Мама со Степой все еще в больнице, и пробудут там весь ближайший месяц. Благодаря деньгам, которые Отшельник перевел мне на прощание, я смогла оплатить брату платную палату и все необходимые процедуры.

Свою новую одежду, которую Константин привез для меня из замка, я заботливо упаковала в вакуумные пакеты. Мне такие наряды носить все равно некуда.

И черное бархатное, и красное легкое платья напоминают мне о том, какой наивной и доверчивой я была.

Каждую ночь я думаю о нем. Вспоминаю его сильные руки, сжимающие мое тело в охапку, жадные ненасытные пальцы, скользящие по моей нежной коже, стриженную бороду, которая колола мою шею и подбородок, когда мы в первый и последний раз поцеловались.

Мне не хватает его.

Давыдов занял много места в моем сердце.
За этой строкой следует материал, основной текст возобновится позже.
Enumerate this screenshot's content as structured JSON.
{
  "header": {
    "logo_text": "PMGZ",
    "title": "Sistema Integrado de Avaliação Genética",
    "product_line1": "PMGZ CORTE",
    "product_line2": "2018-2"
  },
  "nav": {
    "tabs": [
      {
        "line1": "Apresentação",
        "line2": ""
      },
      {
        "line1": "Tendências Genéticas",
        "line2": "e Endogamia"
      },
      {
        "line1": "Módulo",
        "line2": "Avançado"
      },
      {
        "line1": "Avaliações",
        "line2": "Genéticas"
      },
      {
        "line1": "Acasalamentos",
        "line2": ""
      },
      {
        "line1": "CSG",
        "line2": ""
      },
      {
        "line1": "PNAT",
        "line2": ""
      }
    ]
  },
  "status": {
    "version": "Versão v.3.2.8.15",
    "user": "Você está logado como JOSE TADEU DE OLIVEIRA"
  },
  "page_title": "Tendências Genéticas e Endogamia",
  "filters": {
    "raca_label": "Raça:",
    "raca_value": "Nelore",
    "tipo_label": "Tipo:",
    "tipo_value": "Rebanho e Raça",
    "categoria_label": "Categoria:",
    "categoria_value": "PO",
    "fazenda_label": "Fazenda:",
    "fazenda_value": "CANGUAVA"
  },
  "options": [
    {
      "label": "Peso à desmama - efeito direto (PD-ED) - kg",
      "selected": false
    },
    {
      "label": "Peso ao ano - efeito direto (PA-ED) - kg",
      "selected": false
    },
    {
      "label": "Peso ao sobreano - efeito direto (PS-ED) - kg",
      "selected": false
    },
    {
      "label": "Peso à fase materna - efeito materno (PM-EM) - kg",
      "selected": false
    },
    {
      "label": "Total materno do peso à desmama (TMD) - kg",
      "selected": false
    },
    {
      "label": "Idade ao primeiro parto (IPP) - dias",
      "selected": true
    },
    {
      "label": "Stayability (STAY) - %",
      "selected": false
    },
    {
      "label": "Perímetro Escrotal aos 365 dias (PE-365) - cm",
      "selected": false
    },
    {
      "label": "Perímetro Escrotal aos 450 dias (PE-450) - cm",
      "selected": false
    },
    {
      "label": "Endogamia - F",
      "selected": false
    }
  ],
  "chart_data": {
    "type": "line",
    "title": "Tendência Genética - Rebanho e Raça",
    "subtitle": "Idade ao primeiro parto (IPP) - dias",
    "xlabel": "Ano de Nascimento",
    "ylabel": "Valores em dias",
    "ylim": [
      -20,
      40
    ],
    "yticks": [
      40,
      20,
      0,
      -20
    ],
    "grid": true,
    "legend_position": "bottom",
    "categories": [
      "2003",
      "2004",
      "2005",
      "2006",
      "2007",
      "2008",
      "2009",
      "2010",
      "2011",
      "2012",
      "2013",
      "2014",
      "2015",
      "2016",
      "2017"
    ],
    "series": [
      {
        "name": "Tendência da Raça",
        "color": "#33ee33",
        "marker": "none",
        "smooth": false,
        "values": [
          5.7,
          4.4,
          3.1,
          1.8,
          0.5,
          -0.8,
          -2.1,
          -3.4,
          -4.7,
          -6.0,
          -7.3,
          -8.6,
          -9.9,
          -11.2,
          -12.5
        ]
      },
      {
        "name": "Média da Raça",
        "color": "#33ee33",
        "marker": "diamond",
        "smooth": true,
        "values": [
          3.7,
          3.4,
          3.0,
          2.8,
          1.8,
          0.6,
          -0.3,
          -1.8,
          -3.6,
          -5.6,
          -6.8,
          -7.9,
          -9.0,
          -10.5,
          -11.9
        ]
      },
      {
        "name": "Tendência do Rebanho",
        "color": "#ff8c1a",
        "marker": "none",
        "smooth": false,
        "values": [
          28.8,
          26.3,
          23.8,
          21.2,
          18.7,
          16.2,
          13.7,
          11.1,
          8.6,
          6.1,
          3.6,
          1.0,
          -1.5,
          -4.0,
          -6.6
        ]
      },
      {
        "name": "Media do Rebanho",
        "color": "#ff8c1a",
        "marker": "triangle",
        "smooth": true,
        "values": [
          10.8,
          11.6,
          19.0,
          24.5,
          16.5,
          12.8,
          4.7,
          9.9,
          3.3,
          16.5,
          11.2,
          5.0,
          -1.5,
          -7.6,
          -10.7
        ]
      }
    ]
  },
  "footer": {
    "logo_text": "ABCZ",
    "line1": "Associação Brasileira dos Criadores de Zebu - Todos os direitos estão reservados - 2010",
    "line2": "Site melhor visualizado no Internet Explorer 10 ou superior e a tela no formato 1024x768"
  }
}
И, как бы сложно не было, я призналась самой себе — за две недели у меня к нему возникли чувства.

Думаю, что это все случилось еще и из-за того, что он стал моим первым мужчиной. Разве можно забыть того, кто украл твой первый поцелуй и похитил девственность?

Я вернулась на работу в ресторан в вечернюю смену. И даже там, когда стою у пенной раковины и намываю тарелки, все равно думаю о нем.

Отшельник…

Мрачный, холодный и отстраненный.

Ну зачем он только появился в моей жизни! Чтобы я страдала?

Видеться с подружкой Тиной нет никакого желания, и я вру ей, что устаю на работе и вообще плохо себя чувствую.

Тина любопытная. И она уже просто достала меня вопросами о том, почему Лев Сергеевич так резко и неожиданно уволил меня. Я ничего ей не рассказывала. Подружка до сих пор считает, что я была в его доме обычной уборщицей. Прислугой.